I took the picture and blew it up looking for details to add to the story that's when I saw the woman in the back ground. Then I did some image researching to find where that picture came from. When i found that out the whole, kids were involved in the tsunami and lost their parents story just dropped into place.

The mother has a back story. It was given when their step father was talking to them in the restaurant while the mother was on the beach. I had to cut most of it when I edited it. It just seemed to long and out of place for him to be telling it with his wife crying her eyes out all alone down by the surf.

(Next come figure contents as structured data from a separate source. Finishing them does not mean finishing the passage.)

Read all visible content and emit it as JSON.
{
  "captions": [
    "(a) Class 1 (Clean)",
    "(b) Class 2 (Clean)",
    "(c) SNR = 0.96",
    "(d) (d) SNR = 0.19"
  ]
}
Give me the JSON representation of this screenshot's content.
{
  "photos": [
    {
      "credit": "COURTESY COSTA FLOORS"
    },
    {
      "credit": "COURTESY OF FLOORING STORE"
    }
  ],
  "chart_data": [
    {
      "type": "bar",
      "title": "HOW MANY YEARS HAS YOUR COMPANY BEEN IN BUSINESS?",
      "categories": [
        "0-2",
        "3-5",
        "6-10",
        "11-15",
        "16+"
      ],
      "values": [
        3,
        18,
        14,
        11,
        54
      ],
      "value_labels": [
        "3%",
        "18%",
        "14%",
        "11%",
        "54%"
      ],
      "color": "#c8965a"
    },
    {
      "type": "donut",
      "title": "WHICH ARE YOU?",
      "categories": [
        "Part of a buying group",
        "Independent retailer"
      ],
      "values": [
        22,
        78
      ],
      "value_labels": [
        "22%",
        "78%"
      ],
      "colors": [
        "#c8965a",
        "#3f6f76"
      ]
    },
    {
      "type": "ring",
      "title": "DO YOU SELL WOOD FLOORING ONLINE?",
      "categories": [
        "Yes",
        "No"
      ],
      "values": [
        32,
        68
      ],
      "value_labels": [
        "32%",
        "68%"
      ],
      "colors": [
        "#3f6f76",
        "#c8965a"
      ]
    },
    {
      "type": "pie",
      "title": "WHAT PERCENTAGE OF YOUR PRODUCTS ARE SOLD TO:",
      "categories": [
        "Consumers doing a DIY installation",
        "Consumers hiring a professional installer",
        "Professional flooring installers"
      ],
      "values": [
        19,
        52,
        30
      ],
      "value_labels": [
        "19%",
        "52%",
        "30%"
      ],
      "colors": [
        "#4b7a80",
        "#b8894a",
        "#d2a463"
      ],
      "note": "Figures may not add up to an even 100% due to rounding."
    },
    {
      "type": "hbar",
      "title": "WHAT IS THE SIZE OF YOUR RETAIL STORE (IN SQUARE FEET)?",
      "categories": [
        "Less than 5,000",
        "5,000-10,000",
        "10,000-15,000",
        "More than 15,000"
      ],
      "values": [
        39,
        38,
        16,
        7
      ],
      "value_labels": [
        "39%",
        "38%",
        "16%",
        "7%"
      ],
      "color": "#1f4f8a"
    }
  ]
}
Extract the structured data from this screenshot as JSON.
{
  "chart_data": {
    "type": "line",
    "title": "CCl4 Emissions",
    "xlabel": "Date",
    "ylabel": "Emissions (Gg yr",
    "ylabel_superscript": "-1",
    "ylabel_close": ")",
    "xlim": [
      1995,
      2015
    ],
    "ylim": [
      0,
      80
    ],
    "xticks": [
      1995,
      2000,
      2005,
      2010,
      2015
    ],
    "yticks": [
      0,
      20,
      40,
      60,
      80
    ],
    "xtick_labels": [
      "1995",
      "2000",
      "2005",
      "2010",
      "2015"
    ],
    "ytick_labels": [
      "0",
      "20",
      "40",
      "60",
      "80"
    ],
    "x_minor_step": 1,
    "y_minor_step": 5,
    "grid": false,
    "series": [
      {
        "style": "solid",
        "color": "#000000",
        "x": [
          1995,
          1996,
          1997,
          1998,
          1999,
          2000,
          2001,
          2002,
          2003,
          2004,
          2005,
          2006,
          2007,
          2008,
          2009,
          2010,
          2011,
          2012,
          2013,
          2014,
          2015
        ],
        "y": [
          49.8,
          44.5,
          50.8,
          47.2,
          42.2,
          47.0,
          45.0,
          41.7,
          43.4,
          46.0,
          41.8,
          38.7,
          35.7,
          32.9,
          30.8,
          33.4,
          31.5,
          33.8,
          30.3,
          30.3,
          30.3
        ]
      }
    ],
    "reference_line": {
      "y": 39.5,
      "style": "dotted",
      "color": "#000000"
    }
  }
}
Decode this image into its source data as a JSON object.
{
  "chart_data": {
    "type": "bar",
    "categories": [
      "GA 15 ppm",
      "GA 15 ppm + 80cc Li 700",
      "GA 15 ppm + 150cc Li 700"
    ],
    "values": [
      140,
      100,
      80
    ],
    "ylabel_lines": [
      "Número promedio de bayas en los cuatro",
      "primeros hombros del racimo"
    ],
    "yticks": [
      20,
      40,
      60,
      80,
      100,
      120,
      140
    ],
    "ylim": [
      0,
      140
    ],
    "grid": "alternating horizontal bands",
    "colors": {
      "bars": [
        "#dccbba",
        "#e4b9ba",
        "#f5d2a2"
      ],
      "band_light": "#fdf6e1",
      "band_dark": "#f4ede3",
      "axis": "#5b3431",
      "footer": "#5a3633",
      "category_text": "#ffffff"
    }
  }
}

I had hoped to place it back into the story in the letter but it still didn't seem 'right' there. If I had more time I would have broken it maybe into two pieces and juggled it in... somewhere.

My take on incest is that if there is love... real passionate love, then the taboo part of it should not really matter. That conviction comes from my own past, I fell in love with a cousin of mine.

(She was on the tale end of a very bad marriage, nearly homeless, with two infant kids. I felt so strongly a need to be there for her that it grew to maybe more than it was. Nothing ever came of it, I never even told her how I was feeling. The thing is if that 'taboo' didn't exist she and I might be married.)

I play out a lot of those 'what if' scenarios in my story lines.

Anyway back to the story in question. Sori told Patrica that because she herself had had such feelings, for her own brother, when she was younger (before she met her husband) something that I had planned to bring out in a scene that I also cut.

The green flash... I meant it to be the moment when each of them accepted what life had brought them. She saw it when she was at mental peace for the first time in a long time. A calm because she was accepting what she was growing to feel for her brother. He saw it at the same kind of point in his life and mind set.

When I did my final story edit I saw all the questions I was leaving unanswered and decided that I kind of liked it that way. I, by that point, kind of wanted the people that read to the story to be asking the very questions I got in comments.

To maybe be putting their own take on just 'why'. Why the Mom was not the Mom anymore? What had happened to bring her to that point?

Again it's a story I kind of wish I had more time to play around with but I'll let it stand on it's own for what it is.

Again thank you Naoko and thank the rest of you that left comments on what I have to say isn't a bad story but not my best work.